Answer and analyze the case study questions.
Sarah goes to the local pharmacy and presents her prescription for a month’s supply of diclofenac. She is 63 years old and is not currently working. She has bilateral hip and knee osteoarthritis (OA) with occasional pain. She has been taking diclofenac 50mg three times/day for several years.

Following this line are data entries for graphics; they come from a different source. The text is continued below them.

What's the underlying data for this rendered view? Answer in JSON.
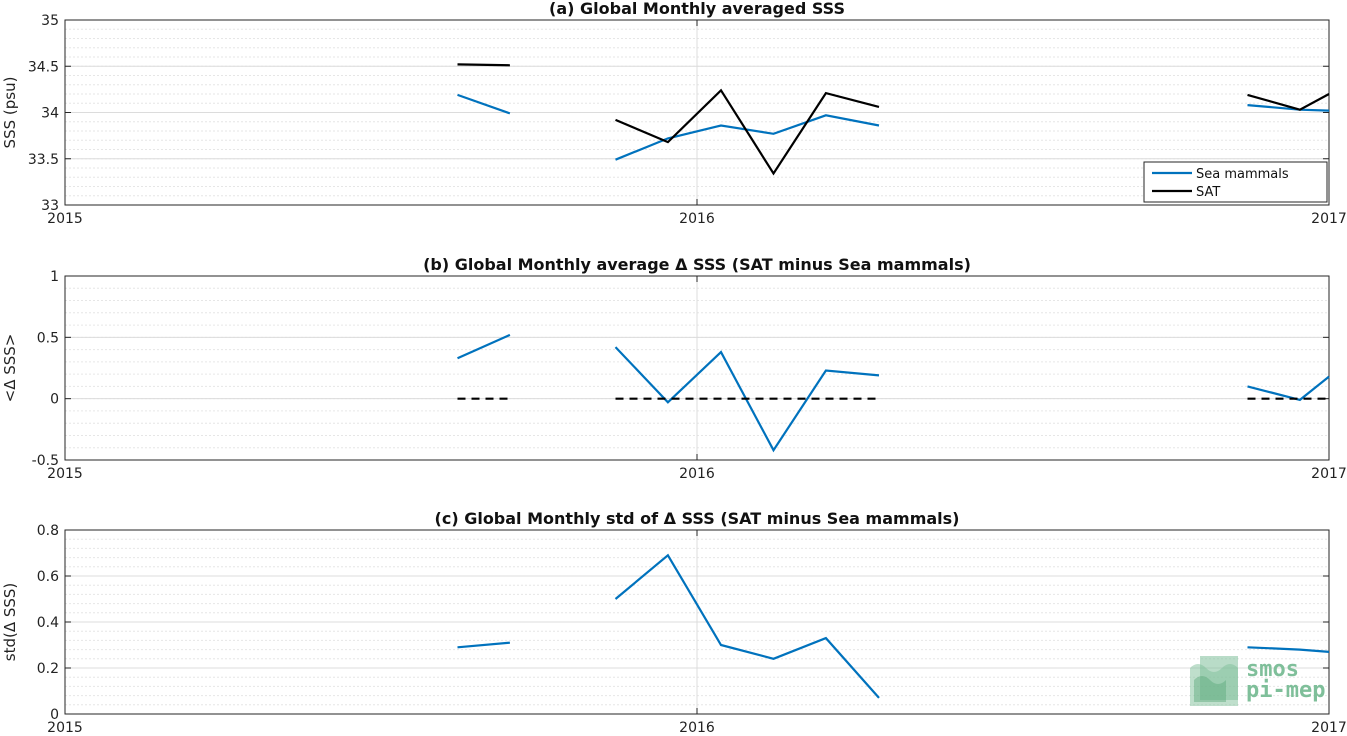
{
  "colors": {
    "sea_mammals": "#0072bd",
    "sat": "#000000",
    "grid": "#dcdcdc",
    "minor_grid": "#e6e6e6",
    "axis": "#262626",
    "logo": "#7fbf9a"
  },
  "logo": {
    "line1": "smos",
    "line2": "pi-mep"
  },
  "chart_data": [
    {
      "type": "line",
      "title": "(a) Global Monthly averaged SSS",
      "ylabel": "SSS (psu)",
      "xlabel": "",
      "xlim": [
        2015.0,
        2017.0
      ],
      "ylim": [
        33,
        35
      ],
      "xticks": [
        2015,
        2016,
        2017
      ],
      "xtick_labels": [
        "2015",
        "2016",
        "2017"
      ],
      "yticks": [
        33,
        33.5,
        34,
        34.5,
        35
      ],
      "ytick_labels": [
        "33",
        "33.5",
        "34",
        "34.5",
        "35"
      ],
      "grid": true,
      "legend": {
        "placement": "bottom-right",
        "entries": [
          "Sea mammals",
          "SAT"
        ]
      },
      "series": [
        {
          "name": "Sea mammals",
          "color_key": "sea_mammals",
          "style": "solid",
          "segments": [
            [
              [
                2015.621,
                34.19
              ],
              [
                2015.704,
                33.99
              ]
            ],
            [
              [
                2015.871,
                33.49
              ],
              [
                2015.954,
                33.72
              ],
              [
                2016.038,
                33.86
              ],
              [
                2016.121,
                33.77
              ],
              [
                2016.204,
                33.97
              ],
              [
                2016.288,
                33.86
              ]
            ],
            [
              [
                2016.871,
                34.08
              ],
              [
                2016.954,
                34.03
              ],
              [
                2017.0,
                34.02
              ]
            ]
          ]
        },
        {
          "name": "SAT",
          "color_key": "sat",
          "style": "solid",
          "segments": [
            [
              [
                2015.621,
                34.52
              ],
              [
                2015.704,
                34.51
              ]
            ],
            [
              [
                2015.871,
                33.92
              ],
              [
                2015.954,
                33.68
              ],
              [
                2016.038,
                34.24
              ],
              [
                2016.121,
                33.34
              ],
              [
                2016.204,
                34.21
              ],
              [
                2016.288,
                34.06
              ]
            ],
            [
              [
                2016.871,
                34.19
              ],
              [
                2016.954,
                34.03
              ],
              [
                2017.0,
                34.2
              ]
            ]
          ]
        }
      ]
    },
    {
      "type": "line",
      "title": "(b) Global Monthly average Δ SSS (SAT minus Sea mammals)",
      "ylabel": "<Δ SSS>",
      "xlabel": "",
      "xlim": [
        2015.0,
        2017.0
      ],
      "ylim": [
        -0.5,
        1
      ],
      "xticks": [
        2015,
        2016,
        2017
      ],
      "xtick_labels": [
        "2015",
        "2016",
        "2017"
      ],
      "yticks": [
        -0.5,
        0,
        0.5,
        1
      ],
      "ytick_labels": [
        "-0.5",
        "0",
        "0.5",
        "1"
      ],
      "grid": true,
      "series": [
        {
          "name": "",
          "color_key": "sea_mammals",
          "style": "solid",
          "segments": [
            [
              [
                2015.621,
                0.33
              ],
              [
                2015.704,
                0.52
              ]
            ],
            [
              [
                2015.871,
                0.42
              ],
              [
                2015.954,
                -0.03
              ],
              [
                2016.038,
                0.38
              ],
              [
                2016.121,
                -0.42
              ],
              [
                2016.204,
                0.23
              ],
              [
                2016.288,
                0.19
              ]
            ],
            [
              [
                2016.871,
                0.1
              ],
              [
                2016.954,
                -0.01
              ],
              [
                2017.0,
                0.18
              ]
            ]
          ]
        },
        {
          "name": "",
          "color_key": "sat",
          "style": "dashed",
          "segments": [
            [
              [
                2015.621,
                0
              ],
              [
                2015.704,
                0
              ]
            ],
            [
              [
                2015.871,
                0
              ],
              [
                2016.288,
                0
              ]
            ],
            [
              [
                2016.871,
                0
              ],
              [
                2017.0,
                0
              ]
            ]
          ]
        }
      ]
    },
    {
      "type": "line",
      "title": "(c) Global Monthly std of Δ SSS (SAT minus Sea mammals)",
      "ylabel": "std(Δ SSS)",
      "xlabel": "",
      "xlim": [
        2015.0,
        2017.0
      ],
      "ylim": [
        0,
        0.8
      ],
      "xticks": [
        2015,
        2016,
        2017
      ],
      "xtick_labels": [
        "2015",
        "2016",
        "2017"
      ],
      "yticks": [
        0,
        0.2,
        0.4,
        0.6,
        0.8
      ],
      "ytick_labels": [
        "0",
        "0.2",
        "0.4",
        "0.6",
        "0.8"
      ],
      "grid": true,
      "series": [
        {
          "name": "",
          "color_key": "sea_mammals",
          "style": "solid",
          "segments": [
            [
              [
                2015.621,
                0.29
              ],
              [
                2015.704,
                0.31
              ]
            ],
            [
              [
                2015.871,
                0.5
              ],
              [
                2015.954,
                0.69
              ],
              [
                2016.038,
                0.3
              ],
              [
                2016.121,
                0.24
              ],
              [
                2016.204,
                0.33
              ],
              [
                2016.288,
                0.07
              ]
            ],
            [
              [
                2016.871,
                0.29
              ],
              [
                2016.954,
                0.28
              ],
              [
                2017.0,
                0.27
              ]
            ]
          ]
        }
      ]
    }
  ]
}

Six years ago she suffered a confirmed Helicobacter pylori-negative duodenal ulcer which has healed with conventional proton pump inhibitor (PPI) therapy. She suffers mild indigestion periodically but manages this herself with alginates and antacids (brought over-the-counter) when required. She also has hypertension and currently takes bendroflumethiazide 2.5 mg/day, ramipril 10 mg/day, and aspirin 75 mg/day; her blood pressure (BP)is maintained at around 142/92 mmHg. She does not smoke.
7. Would using a COXib with a PPI reduce Sarah’s GI risk still further, compared with a traditional NSAID plus a PPI?
8. Moving on to consider Sarah’s CV risks, what concern do you have about Diclofenac?
9. Still thinking about Sarah’s hypertension and CV risks, what would be the effect of changing her NSAID to a COXib (eg Celecoxib or Etoricoxib)?